The U.S. Department of Justice Disability Rights Section has also recognized Miniature Horses. As of 2011, here's the official word on where the hooved helpers fit in under the Americans with Disabilities Act regulations:

"Entities covered by the ADA must modify their policies to permit miniature horses where reasonable. The regulations set out four assessment factors to assist entities in determining whether miniature horses can be accommodated in their facility. The assessment factors are (1) whether the miniature horse is housebroken; (2) whether the miniature horse is under the owner's control; (3) whether the facility can accommodate the miniature horse's type, size, and weight; and (4) whether the miniature horse's presence will not compromise legitimate safety requirements necessary for safe operation of the facility."

Notably, the same regulations to do not recognize cats as service animals. Just trained mini horses and dogs.

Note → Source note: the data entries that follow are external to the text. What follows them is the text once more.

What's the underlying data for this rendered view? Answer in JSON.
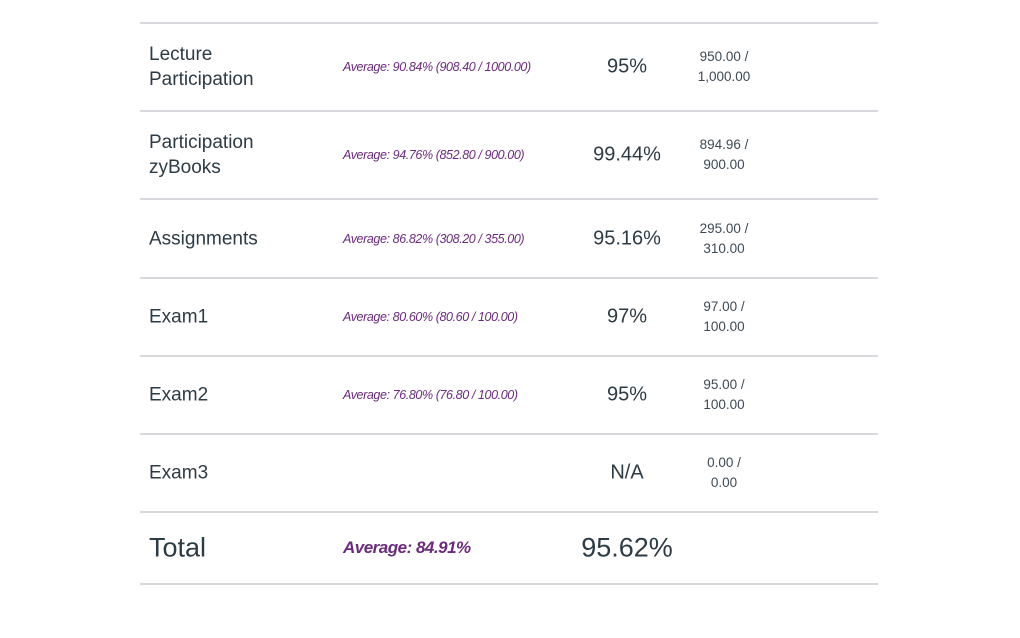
{
  "grade_summary": {
    "rows": [
      {
        "name": "Lecture Participation",
        "name_lines": [
          "Lecture",
          "Participation"
        ],
        "average": "Average: 90.84% (908.40 / 1000.00)",
        "percent": "95%",
        "points_earned": "950.00 /",
        "points_possible": "1,000.00"
      },
      {
        "name": "Participation zyBooks",
        "name_lines": [
          "Participation",
          "zyBooks"
        ],
        "average": "Average: 94.76% (852.80 / 900.00)",
        "percent": "99.44%",
        "points_earned": "894.96 /",
        "points_possible": "900.00"
      },
      {
        "name": "Assignments",
        "name_lines": [
          "Assignments"
        ],
        "average": "Average: 86.82% (308.20 / 355.00)",
        "percent": "95.16%",
        "points_earned": "295.00 /",
        "points_possible": "310.00"
      },
      {
        "name": "Exam1",
        "name_lines": [
          "Exam1"
        ],
        "average": "Average: 80.60% (80.60 / 100.00)",
        "percent": "97%",
        "points_earned": "97.00 /",
        "points_possible": "100.00"
      },
      {
        "name": "Exam2",
        "name_lines": [
          "Exam2"
        ],
        "average": "Average: 76.80% (76.80 / 100.00)",
        "percent": "95%",
        "points_earned": "95.00 /",
        "points_possible": "100.00"
      },
      {
        "name": "Exam3",
        "name_lines": [
          "Exam3"
        ],
        "average": "",
        "percent": "N/A",
        "points_earned": "0.00 /",
        "points_possible": "0.00"
      }
    ],
    "total": {
      "label": "Total",
      "average": "Average: 84.91%",
      "percent": "95.62%"
    }
  },
  "colors": {
    "text": "#2d3b45",
    "average_text": "#6b2a7d",
    "divider": "#d7d9dc"
  }
}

So the federal government is very much behind the idea of tiny horses as helping animals. However, there's more to consider because another law, the Air Carrier Access Act, allows airlines pretty broad latitude in which animals it can allow or prevent from boarding.

According to the U.S. Department of Transportation, airlines may exclude animals that:

  • Are too large or heavy to be accommodated in the cabin;
  • Pose a direct threat to the health or safety of others;
  • Cause a significant disruption of cabin service; or
  • Are prohibited from entering a foreign country.

The DOT also specifically notes that "Airlines are never required to accept snakes, reptiles, ferrets, rodents, sugar gliders, and spiders."

So if you need an emotional support animal, your best bet may actually be a miniature horse, which is arguably less likely to be disruptive than a dog. But let's be honest, if any horse or dog is well behaved, it's likely to be an awesome animal.

My two cents on the whole thing: if it's possible at all for you to fly without a support animal, you should ditch your furry friend, as it's estimated that 15 percent of the population is allergic to cats and dogs. That means the odds that someone on your flight is going to be disrupted by an animal's presence is highly likely.

Nonetheless, JetBlue will begin officially allowing dogs, cats and miniature horses in its cabins as emotional support animals beginning July 1. The airline requires passengers to give it 48 hours advance notice and provide documentation from both a doctor prescribing the animal and a veterinarian vouching for the animal's "fitness to fly."

No matter what you do, flying is likely to be a zoo.